Unveiling the Hidden Landscape of Tumors: Developing Cutting-Edge Machine Learning Approaches to Determine the Compositions of Cells and Exosomes
Author: Bingrui Li, BS (2023)
Primary advisor: Xiaobo Zhou, PhD
Committee members: Raghu Kalluri, MD, PhD; Arif Harmanci, PhD
PhD thesis, McWilliams School of Biomedical Informatics at UTHealth Houston.
ABSTRACT
Cancer emerges from the accumulation of mutation in cancerous cells. While research has traditionally focused on cancer cells, there is increasing recognition that the tumor microenvironment also plays a critical role in modulating tumor progression. However, accurately characterizing compositional changes and functional roles of different cell types and cell subtypes in tumor microenvironments remains a significant challenge. Exosomes, extracellular vesicles secreted by all cells, have gained significance as essential agents of communication among cells within the tumor microenvironment. They can carry a diverse array of biomolecules and are abundantly present in various biological fluids, making them promising candidates as biomarkers for cancer diagnosis and monitoring. Nevertheless, developing a robust and adaptable exosome-based diagnostic approach that can effectively differentiate human cancers in diverse biological fluids and define the origins of the exosomes is yet to be defined.

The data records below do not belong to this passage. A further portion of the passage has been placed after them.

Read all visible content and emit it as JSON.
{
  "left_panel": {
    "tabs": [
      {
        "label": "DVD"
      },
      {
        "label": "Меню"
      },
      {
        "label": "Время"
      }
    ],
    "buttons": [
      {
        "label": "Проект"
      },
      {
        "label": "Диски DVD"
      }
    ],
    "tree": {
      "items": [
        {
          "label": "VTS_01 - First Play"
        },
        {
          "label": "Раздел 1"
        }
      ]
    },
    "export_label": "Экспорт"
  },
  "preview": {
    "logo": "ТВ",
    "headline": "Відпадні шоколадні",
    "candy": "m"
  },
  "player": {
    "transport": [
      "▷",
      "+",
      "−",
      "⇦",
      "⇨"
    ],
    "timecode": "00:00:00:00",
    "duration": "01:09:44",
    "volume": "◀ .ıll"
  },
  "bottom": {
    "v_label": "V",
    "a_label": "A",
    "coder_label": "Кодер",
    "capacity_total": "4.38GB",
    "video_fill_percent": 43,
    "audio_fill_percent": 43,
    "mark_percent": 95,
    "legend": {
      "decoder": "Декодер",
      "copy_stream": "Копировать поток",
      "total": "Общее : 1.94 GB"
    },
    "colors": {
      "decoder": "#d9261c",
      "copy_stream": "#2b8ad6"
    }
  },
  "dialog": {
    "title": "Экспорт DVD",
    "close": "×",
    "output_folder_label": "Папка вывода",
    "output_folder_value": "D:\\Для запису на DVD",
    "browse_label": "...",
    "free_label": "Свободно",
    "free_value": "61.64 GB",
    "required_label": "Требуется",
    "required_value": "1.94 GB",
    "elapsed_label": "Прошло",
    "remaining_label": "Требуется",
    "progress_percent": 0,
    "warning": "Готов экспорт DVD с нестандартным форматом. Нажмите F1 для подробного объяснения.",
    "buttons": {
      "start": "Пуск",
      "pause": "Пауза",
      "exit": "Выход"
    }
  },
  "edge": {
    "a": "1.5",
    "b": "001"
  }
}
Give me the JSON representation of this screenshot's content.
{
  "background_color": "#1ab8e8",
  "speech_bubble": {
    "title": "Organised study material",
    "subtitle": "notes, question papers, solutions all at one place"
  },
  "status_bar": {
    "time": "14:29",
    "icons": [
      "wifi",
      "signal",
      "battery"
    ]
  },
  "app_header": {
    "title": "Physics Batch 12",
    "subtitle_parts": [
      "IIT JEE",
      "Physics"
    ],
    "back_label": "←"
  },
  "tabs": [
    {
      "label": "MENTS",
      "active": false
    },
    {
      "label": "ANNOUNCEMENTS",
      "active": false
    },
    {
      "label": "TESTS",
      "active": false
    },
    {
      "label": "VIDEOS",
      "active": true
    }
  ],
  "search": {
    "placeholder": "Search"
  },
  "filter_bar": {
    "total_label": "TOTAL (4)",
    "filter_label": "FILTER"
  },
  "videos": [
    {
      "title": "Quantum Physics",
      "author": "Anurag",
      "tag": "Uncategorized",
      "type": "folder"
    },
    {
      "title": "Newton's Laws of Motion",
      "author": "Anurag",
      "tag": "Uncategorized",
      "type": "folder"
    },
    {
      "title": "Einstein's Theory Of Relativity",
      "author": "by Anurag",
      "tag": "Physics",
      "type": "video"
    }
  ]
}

In this dissertation, we developed cutting-edge machine learning approaches to address the challenges in characterizing the tumor microenvironment and exosomes. Specifically, we developed a novel deconvolution approach combining adversarial autoencoder and extreme gradient boosting to robustly estimate the relative compositions of cells and their subtypes for different cancer types and identify the phenotype- associated subclusters. We also developed a novel machine learning-based computational method to differentiate cancer and control samples using a panel of proteins associated with exosomes. Furthermore, we extended our deconvolution approach to define the origins of the exosomes derived from different cells and estimate their proportions in plasma and urine samples. By doing so, we defined a novel function to impute the profiles of the exosomes derived from the cell subtypes, where data were not yet available in this field. We comprehensively evaluated our approaches and compared them with the state-of-art available tools and our approaches demonstrated superior performance in multidimensional scenarios. Moreover, we performed comprehensive analyses to explore the biological significance of changes in cell and exosome proportions and their associations with clinical phenotypes. Overall, our research provides novel insights into the tumor microenvironment and exosomes and lays the groundwork for future studies in cancer diagnosis and monitoring.